Karir Hoegeng Iman Santoso

Sebelum menjabat sebagai Kapolri, tepatnya pada tahun 1968, Jenderal Hoegeng sempat menempati posisi Kepala Reskrim Kepolisian Daerah Sumatera Utara (1956), Kepala Djawatan Imigrasi (1961), Menteri Iuran Negara (1964), hingga Menteri Sekretaris Kabinet (1966).

Beberapa jabatan tersebut berhasil Hoegeng jalani dengan sejumlah gebrakan serta kebijakan dalam upaya perbaikian birokrasi. Seperti ketika Hoegeng menjabat sebagai Kepala Reskrim Kepolisian Daerah Sumater Utara, ia berhasil memberantas penyelundupan, perjudian serta korupsi yang sarat dengan konflik kepentingan.

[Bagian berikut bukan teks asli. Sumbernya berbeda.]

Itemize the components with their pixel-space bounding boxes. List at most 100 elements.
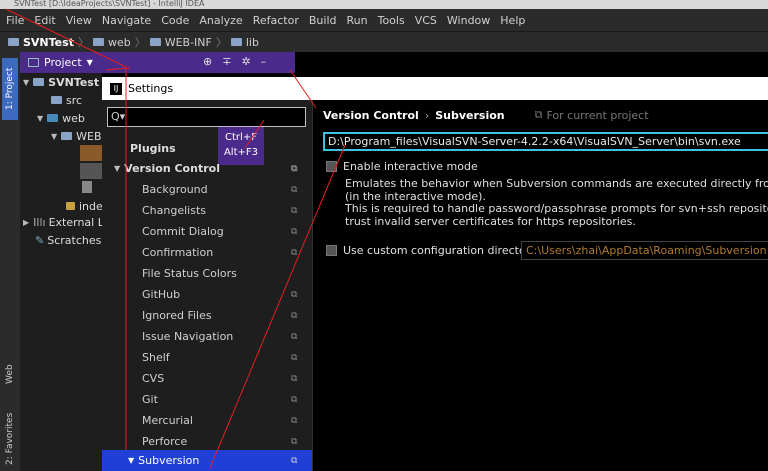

Konflik kepentingan tersebut muncul di mana praktik penyelundupan, perjudian, serta korupsi memperoleh backing dari oknum aparat. Oknum-oknum aparat di daerah Sumatera Utara memperoleh akses untuk mendapat penghasilan tambahan dengan kooperatif terhadap pengusaha-pengusaha, tak terkecuali pengusaha dari Tiongkok. Oknum aparat tersebut tidak hanya terdiri dari angkatan bersenjata saja, melainkan juga dari pejabat kantor Pabean dan Bea Cukai.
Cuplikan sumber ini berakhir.